All interesting to visit. None frugal to buy.

Several restaurants on Northcote Road are good and frugal. Bill’s, a tablecloth brasserie with seating inside and out,  offers three courses for $16. The organic, sourdough, pizza maker Franco Manca offers pies for as little as $7. The tapas bar  Rosita & Sherry offers three small plates for $15.

I skipped the restaurants in favor of a “tasting-menu” approach. I started in a retail cheese shop, Hamish Johnston, collecting free samples of artisan cheeses, charcuterie and smoked salmon — a bite or two of each in folded, white-paper cups. Outside at a street stall, I bought $2 worth of olives at Les Oliveries, where I counted 27 olive preparations.

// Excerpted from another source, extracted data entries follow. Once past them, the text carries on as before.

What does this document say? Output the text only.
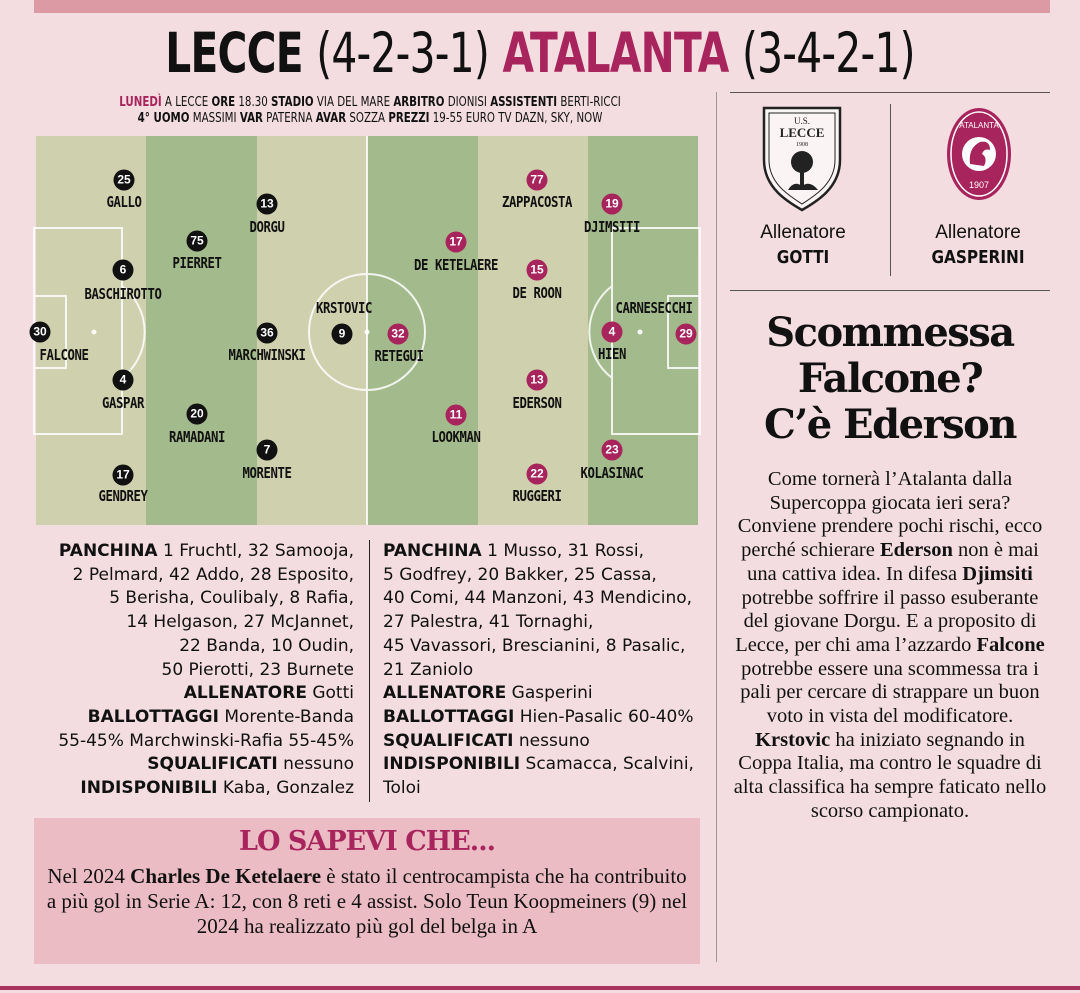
LECCE (4-2-3-1) ATALANTA (3-4-2-1)
LUNEDÌ A LECCE ORE 18.30 STADIO VIA DEL MARE ARBITRO DIONISI ASSISTENTI BERTI-RICCI
4° UOMO MASSIMI VAR PATERNA AVAR SOZZA PREZZI 19-55 EURO TV DAZN, SKY, NOW
30
FALCONE
25
GALLO
6
BASCHIROTTO
4
GASPAR
17
GENDREY
75
PIERRET
20
RAMADANI
13
DORGU
36
MARCHWINSKI
7
MORENTE
9
KRSTOVIC
32
RETEGUI
17
DE KETELAERE
11
LOOKMAN
77
ZAPPACOSTA
15
DE ROON
13
EDERSON
22
RUGGERI
19
DJIMSITI
4
HIEN
23
KOLASINAC
29
CARNESECCHI
PANCHINA 1 Fruchtl, 32 Samooja,
2 Pelmard, 42 Addo, 28 Esposito,
5 Berisha, Coulibaly, 8 Rafia,
14 Helgason, 27 McJannet,
22 Banda, 10 Oudin,
50 Pierotti, 23 Burnete
ALLENATORE Gotti
BALLOTTAGGI Morente-Banda
55-45% Marchwinski-Rafia 55-45%
SQUALIFICATI nessuno
INDISPONIBILI Kaba, Gonzalez
PANCHINA 1 Musso, 31 Rossi,
5 Godfrey, 20 Bakker, 25 Cassa,
40 Comi, 44 Manzoni, 43 Mendicino,
27 Palestra, 41 Tornaghi,
45 Vavassori, Brescianini, 8 Pasalic,
21 Zaniolo
ALLENATORE Gasperini
BALLOTTAGGI Hien-Pasalic 60-40%
SQUALIFICATI nessuno
INDISPONIBILI Scamacca, Scalvini,
Toloi
LO SAPEVI CHE...
Nel 2024 Charles De Ketelaere è stato il centrocampista che ha contribuito a più gol in Serie A: 12, con 8 reti e 4 assist. Solo Teun Koopmeiners (9) nel 2024 ha realizzato più gol del belga in A
U.S.
LECCE
1908
ATALANTA
1907
Allenatore
GOTTI
Allenatore
GASPERINI
Scommessa
Falcone?
C’è Ederson
Come tornerà l’Atalanta dalla Supercoppa giocata ieri sera? Conviene prendere pochi rischi, ecco perché schierare Ederson non è mai una cattiva idea. In difesa Djimsiti potrebbe soffrire il passo esuberante del giovane Dorgu. E a proposito di Lecce, per chi ama l’azzardo Falcone potrebbe essere una scommessa tra i pali per cercare di strappare un buon voto in vista del modificatore. Krstovic ha iniziato segnando in Coppa Italia, ma contro le squadre di alta classifica ha sempre faticato nello scorso campionato.
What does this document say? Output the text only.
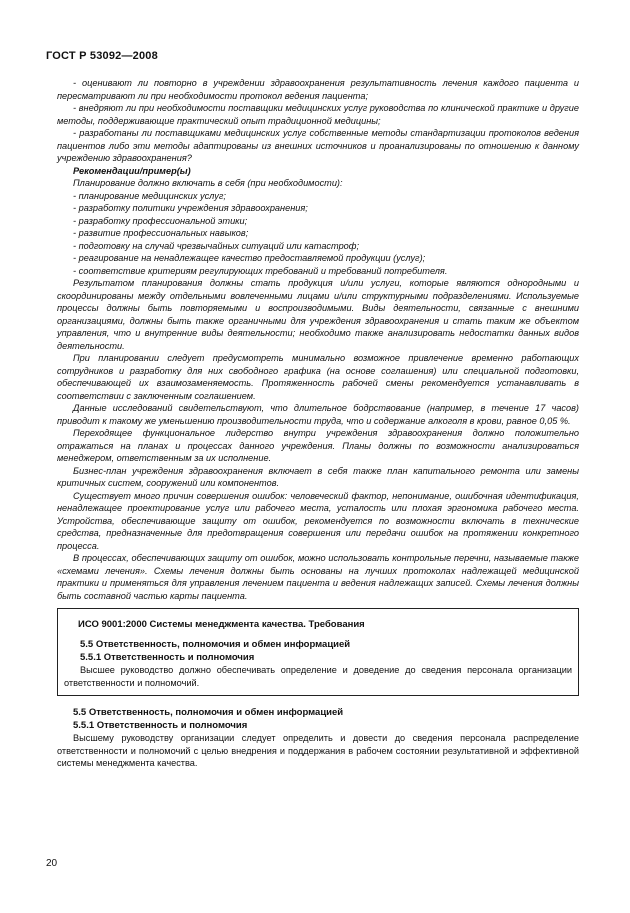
ГОСТ Р 53092—2008

- оценивают ли повторно в учреждении здравоохранения результативность лечения каждого пациента и пересматривают ли при необходимости протокол ведения пациента;

- внедряют ли при необходимости поставщики медицинских услуг руководства по клинической практике и другие методы, поддерживающие практический опыт традиционной медицины;

- разработаны ли поставщиками медицинских услуг собственные методы стандартизации протоколов ведения пациентов либо эти методы адаптированы из внешних источников и проанализированы по отношению к данному учреждению здравоохранения?

Рекомендации/пример(ы)

Планирование должно включать в себя (при необходимости):

- планирование медицинских услуг;

- разработку политики учреждения здравоохранения;

- разработку профессиональной этики;

- развитие профессиональных навыков;

- подготовку на случай чрезвычайных ситуаций или катастроф;

- реагирование на ненадлежащее качество предоставляемой продукции (услуг);

- соответствие критериям регулирующих требований и требований потребителя.

Результатом планирования должны стать продукция и/или услуги, которые являются однородными и скоординированы между отдельными вовлеченными лицами и/или структурными подразделениями. Используемые процессы должны быть повторяемыми и воспроизводимыми. Виды деятельности, связанные с внешними организациями, должны быть также органичными для учреждения здравоохранения и стать таким же объектом управления, что и внутренние виды деятельности; необходимо также анализировать недостатки данных видов деятельности.

При планировании следует предусмотреть минимально возможное привлечение временно работающих сотрудников и разработку для них свободного графика (на основе соглашения) или специальной подготовки, обеспечивающей их взаимозаменяемость. Протяженность рабочей смены рекомендуется устанавливать в соответствии с заключенным соглашением.

Данные исследований свидетельствуют, что длительное бодрствование (например, в течение 17 часов) приводит к такому же уменьшению производительности труда, что и содержание алкоголя в крови, равное 0,05 %.

Переходящее функциональное лидерство внутри учреждения здравоохранения должно положительно отражаться на планах и процессах данного учреждения. Планы должны по возможности анализироваться менеджером, ответственным за их исполнение.

Бизнес-план учреждения здравоохранения включает в себя также план капитального ремонта или замены критичных систем, сооружений или компонентов.

Существует много причин совершения ошибок: человеческий фактор, непонимание, ошибочная идентификация, ненадлежащее проектирование услуг или рабочего места, усталость или плохая эргономика рабочего места. Устройства, обеспечивающие защиту от ошибок, рекомендуется по возможности включать в технические средства, предназначенные для предотвращения совершения или передачи ошибок на протяжении конкретного процесса.

В процессах, обеспечивающих защиту от ошибок, можно использовать контрольные перечни, называемые также «схемами лечения». Схемы лечения должны быть основаны на лучших протоколах надлежащей медицинской практики и применяться для управления лечением пациента и ведения надлежащих записей. Схемы лечения должны быть составной частью карты пациента.

ИСО 9001:2000 Системы менеджмента качества. Требования

5.5 Ответственность, полномочия и обмен информацией

5.5.1 Ответственность и полномочия

Высшее руководство должно обеспечивать определение и доведение до сведения персонала организации ответственности и полномочий.

5.5 Ответственность, полномочия и обмен информацией

5.5.1 Ответственность и полномочия

Высшему руководству организации следует определить и довести до сведения персонала распределение ответственности и полномочий с целью внедрения и поддержания в рабочем состоянии результативной и эффективной системы менеджмента качества.

20
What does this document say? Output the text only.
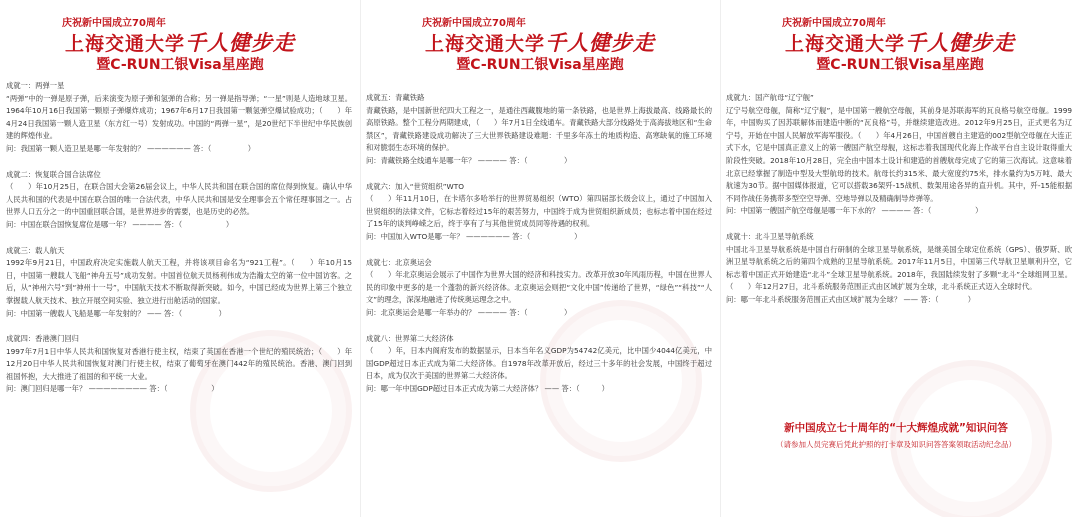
庆祝新中国成立70周年
上海交通大学千人健步走
暨C-RUN工银Visa星座跑
成就一：两弹一星
“两弹”中的一弹是原子弹，后来演变为原子弹和氢弹的合称；另一弹是指导弹；“一星”则是人造地球卫星。1964年10月16日我国第一颗原子弹爆炸成功；1967年6月17日我国第一颗氢弹空爆试验成功；（　　）年4月24日我国第一颗人造卫星（东方红一号）发射成功。中国的“两弹一星”，是20世纪下半世纪中华民族创建的辉煌伟业。
问：我国第一颗人造卫星是哪一年发射的？ —————— 答：（　　　　　）
成就二：恢复联合国合法席位
（　　）年10月25日，在联合国大会第26届会议上，中华人民共和国在联合国的席位得到恢复。确认中华人民共和国的代表是中国在联合国的唯一合法代表，中华人民共和国是安全理事会五个常任理事国之一。占世界人口五分之一的中国重回联合国，是世界进步的需要，也是历史的必然。
问：中国在联合国恢复席位是哪一年？ ———— 答：（　　　　　　）
成就三：载人航天
1992年9月21日，中国政府决定实施载人航天工程，并将该项目命名为“921工程”。（　　）年10月15日，中国第一艘载人飞船“神舟五号”成功发射。中国首位航天员杨利伟成为浩瀚太空的第一位中国访客。之后，从“神州六号”到“神州十一号”，中国航天技术不断取得新突破。如今，中国已经成为世界上第三个独立掌握载人航天技术、独立开展空间实验、独立进行出舱活动的国家。
问：中国第一艘载人飞船是哪一年发射的？ —— 答：（　　　　　）
成就四：香港澳门回归
1997年7月1日中华人民共和国恢复对香港行使主权，结束了英国在香港一个世纪的殖民统治；（　　）年12月20日中华人民共和国恢复对澳门行使主权，结束了葡萄牙在澳门442年的殖民统治。香港、澳门回到祖国怀抱，大大推进了祖国的和平统一大业。
问：澳门回归是哪一年？ ———————— 答：（　　　　　　）
庆祝新中国成立70周年
上海交通大学千人健步走
暨C-RUN工银Visa星座跑
成就五：青藏铁路
青藏铁路，是中国新世纪四大工程之一，是通往西藏腹地的第一条铁路，也是世界上海拔最高、线路最长的高原铁路。整个工程分两期建成，（　　）年7月1日全线通车。青藏铁路大部分线路处于高海拔地区和“生命禁区”，青藏铁路建设成功解决了三大世界铁路建设难题：千里多年冻土的地质构造、高寒缺氧的施工环境和对脆弱生态环境的保护。
问：青藏铁路全线通车是哪一年？ ———— 答：（　　　　　）
成就六：加入“世贸组织”WTO
（　　）年11月10日，在卡塔尔多哈举行的世界贸易组织（WTO）第四届部长级会议上，通过了中国加入世贸组织的法律文件，它标志着经过15年的艰苦努力，中国终于成为世贸组织新成员；也标志着中国在经过了15年的谈判峥嵘之后，终于享有了与其他世贸成员同等待遇的权利。
问：中国加入WTO是哪一年？ —————— 答：（　　　　　　）
成就七：北京奥运会
（　　）年北京奥运会展示了中国作为世界大国的经济和科技实力。改革开放30年风雨历程，中国在世界人民的印象中更多的是一个蓬勃的新兴经济体。北京奥运会则把“文化中国”传递给了世界，“绿色”“科技”“人文”的理念，深深地融进了传统奥运理念之中。
问：北京奥运会是哪一年举办的？ ———— 答：（　　　　　）
成就八：世界第二大经济体
（　　）年，日本内阁府发布的数据显示，日本当年名义GDP为54742亿美元，比中国少4044亿美元，中国GDP超过日本正式成为第二大经济体。自1978年改革开放后，经过三十多年的社会发展，中国终于超过日本，成为仅次于美国的世界第二大经济体。
问：哪一年中国GDP超过日本正式成为第二大经济体？ —— 答：（　　　）
庆祝新中国成立70周年
上海交通大学千人健步走
暨C-RUN工银Visa星座跑
成就九：国产航母“辽宁舰”
辽宁号航空母舰，简称“辽宁舰”，是中国第一艘航空母舰，其前身是苏联海军的瓦良格号航空母舰。1999年，中国购买了因苏联解体而建造中断的“瓦良格”号，并继续建造改进。2012年9月25日，正式更名为辽宁号，开始在中国人民解放军海军服役。（　　）年4月26日，中国首艘自主建造的002型航空母舰在大连正式下水，它是中国真正意义上的第一艘国产航空母舰，这标志着我国现代化海上作战平台自主设计取得重大阶段性突破。2018年10月28日，完全由中国本土设计和建造的首艘航母完成了它的第三次海试。这意味着北京已经掌握了制造中型及大型航母的技术。航母长约315米、最大宽度约75米，排水量约为5万吨、最大航速为30节。据中国媒体报道，它可以搭载36架歼-15战机、数架用途各异的直升机。其中，歼-15能根据不同作战任务携带多型空空导弹、空地导弹以及精确制导炸弹等。
问：中国第一艘国产航空母舰是哪一年下水的？ ———— 答：（　　　　　　）
成就十：北斗卫星导航系统
中国北斗卫星导航系统是中国自行研制的全球卫星导航系统，是继美国全球定位系统（GPS）、俄罗斯、欧洲卫星导航系统之后的第四个成熟的卫星导航系统。2017年11月5日，中国第三代导航卫星顺利升空，它标志着中国正式开始建造“北斗”全球卫星导航系统。2018年，我国陆续发射了多颗“北斗”全球组网卫星。（　　）年12月27日，北斗系统服务范围正式由区域扩展为全球，北斗系统正式迈入全球时代。
问：哪一年北斗系统服务范围正式由区域扩展为全球？ —— 答：（　　　　）
新中国成立七十周年的“十大辉煌成就”知识问答
（请参加人员完赛后凭此护照的打卡章及知识问答答案领取活动纪念品）
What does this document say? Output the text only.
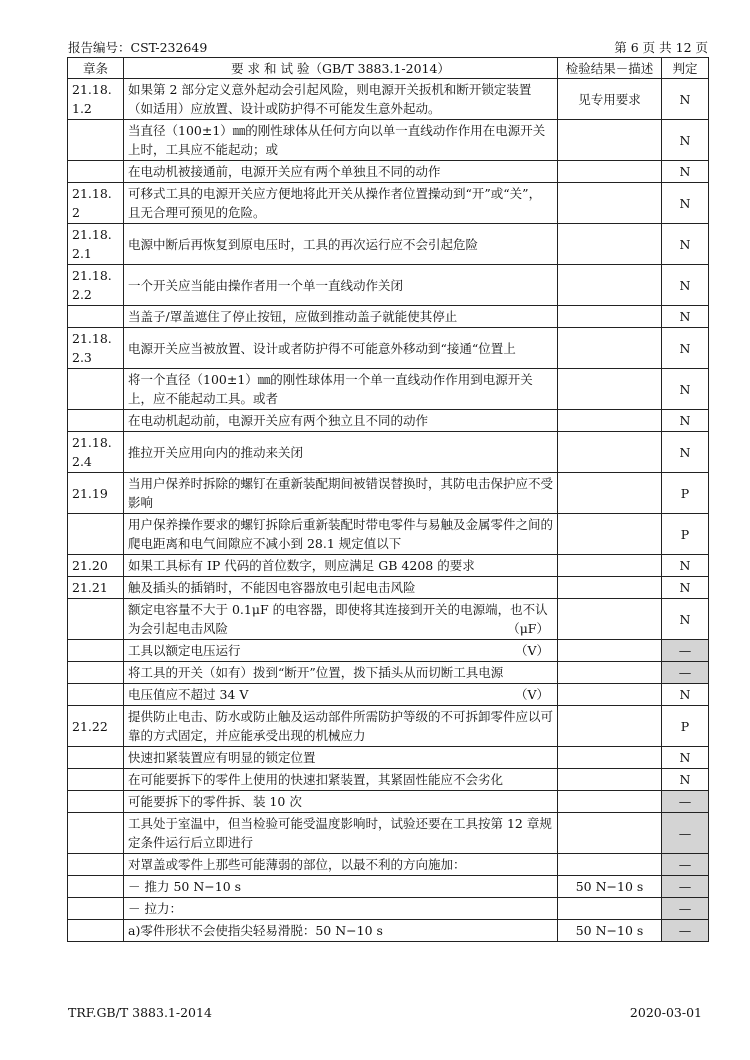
报告编号：CST-232649	第 6 页 共 12 页
章条	要 求 和 试 验（GB/T 3883.1-2014）	检验结果－描述	判定
21.18.1.2	如果第 2 部分定义意外起动会引起风险，则电源开关扳机和断开锁定装置（如适用）应放置、设计或防护得不可能发生意外起动。	见专用要求	N
	当直径（100±1）㎜的刚性球体从任何方向以单一直线动作作用在电源开关上时，工具应不能起动；或		N
	在电动机被接通前，电源开关应有两个单独且不同的动作		N
21.18.2	可移式工具的电源开关应方便地将此开关从操作者位置操动到“开”或“关”，且无合理可预见的危险。		N
21.18.2.1	电源中断后再恢复到原电压时，工具的再次运行应不会引起危险		N
21.18.2.2	一个开关应当能由操作者用一个单一直线动作关闭		N
	当盖子/罩盖遮住了停止按钮，应做到推动盖子就能使其停止		N
21.18.2.3	电源开关应当被放置、设计或者防护得不可能意外移动到“接通“位置上		N
	将一个直径（100±1）㎜的刚性球体用一个单一直线动作作用到电源开关上，应不能起动工具。或者		N
	在电动机起动前，电源开关应有两个独立且不同的动作		N
21.18.2.4	推拉开关应用向内的推动来关闭		N
21.19	当用户保养时拆除的螺钉在重新装配期间被错误替换时，其防电击保护应不受影响		P
	用户保养操作要求的螺钉拆除后重新装配时带电零件与易触及金属零件之间的爬电距离和电气间隙应不减小到 28.1 规定值以下		P
21.20	如果工具标有 IP 代码的首位数字，则应满足 GB 4208 的要求		N
21.21	触及插头的插销时，不能因电容器放电引起电击风险		N
	额定电容量不大于 0.1μF 的电容器，即使将其连接到开关的电源端，也不认为会引起电击风险 （μF）		N
	工具以额定电压运行 （V）		—
	将工具的开关（如有）拨到“断开”位置，拨下插头从而切断工具电源		—
	电压值应不超过 34 V （V）		N
21.22	提供防止电击、防水或防止触及运动部件所需防护等级的不可拆卸零件应以可靠的方式固定，并应能承受出现的机械应力		P
	快速扣紧装置应有明显的锁定位置		N
	在可能要拆下的零件上使用的快速扣紧装置，其紧固性能应不会劣化		N
	可能要拆下的零件拆、装 10 次		—
	工具处于室温中，但当检验可能受温度影响时，试验还要在工具按第 12 章规定条件运行后立即进行		—
	对罩盖或零件上那些可能薄弱的部位，以最不利的方向施加：		—
	－ 推力 50 N−10 s	50 N−10 s	—
	－ 拉力：		—
	a)零件形状不会使指尖轻易滑脱：50 N−10 s	50 N−10 s	—
TRF.GB/T 3883.1-2014	2020-03-01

I added a petite baguette from another street stall, Sebastian Vince’s Breadstall, $1.50. Dessert was three, free samples of English honey from the nearby Hive Honey Shop. No table and chairs with this approach, but the steps of Northcote Road Baptist Church were welcoming, and the price was right.

Several must-visits after lunch:

  • The strip of retail shops at the intersection of Wakehurst and Northcote Road. Start in Foss Fine Art with its regularly changing solo exhibitions. Recently: Elizabeth Court’s folded paper sculptures. Braemer Antiques supplies Southwest London’s home-restoration market. The indifferent owner doesn’t object to window shoppers routing through the goods. At Verde, search the shelves for Fragile Morning Head Soothing Bath Milk, said by the Telegraph Magazine “to relieve dazed lethargy … after a late night.” But it’s $40 for a 100 ml bottle.
  • Trinity Hospice Charity Shop for its fine offering of vinyl record albums, mostly 60s and 70s British rock.  Many clean, scratch free. None more than $3.
  • The Hive Honey Shop, where I found my free, after-lunch dessert, is home to James Hamill, London’s 2013 beekeeper of the year. Thirty three honeys are available for tasting. Honey Sticks, a more-natural candy than the ones from manufacturers, are 90 cents. Converse with the informed clerk about claims that honey cures hay fever.

There was time — and energy — left in the day for one more shopping venue — the historic, open air but covered market in Spitalfields. This is in the East London neighborhood of Tower Hamlets, a good distance from Northcote Road, but the train was an opportunity to rest.

“There’s a market in London somewhere every day,” a stall owner told me. The best of them target buyers of vintage and antique collectibles. The Saturday market on Portobello Road in Notting Hill is the best known. Grey’s Antiques off Bond Street is the best quality.

Spitalfields is somewhere in the middle and, I find, the most frugal.

Here are a hundred tables and sellers offering, well, a bit of everything. At casual glance, Spitalfields is a jumble with no apparent organizing principle. Along one row of tables: One selling old family albums. Another offering surreal art. A third selling vintage women’s evening wear.

One dealer I met sold trunks, bar ware, a spinning reel and oil lubricating cans. “Is there a common organizing principle here? ” I asked. “Certainly,” he said, if a bit insulted by the question. He said everything on his table is used in the home, shares a design history, and tells a story.

Another dealer promised working order for an earliest-model Leica camera, the IIIG. “We sell to working photographers,” he said, “not collectors.”

Wonderful, frugal food stalls on the periphery.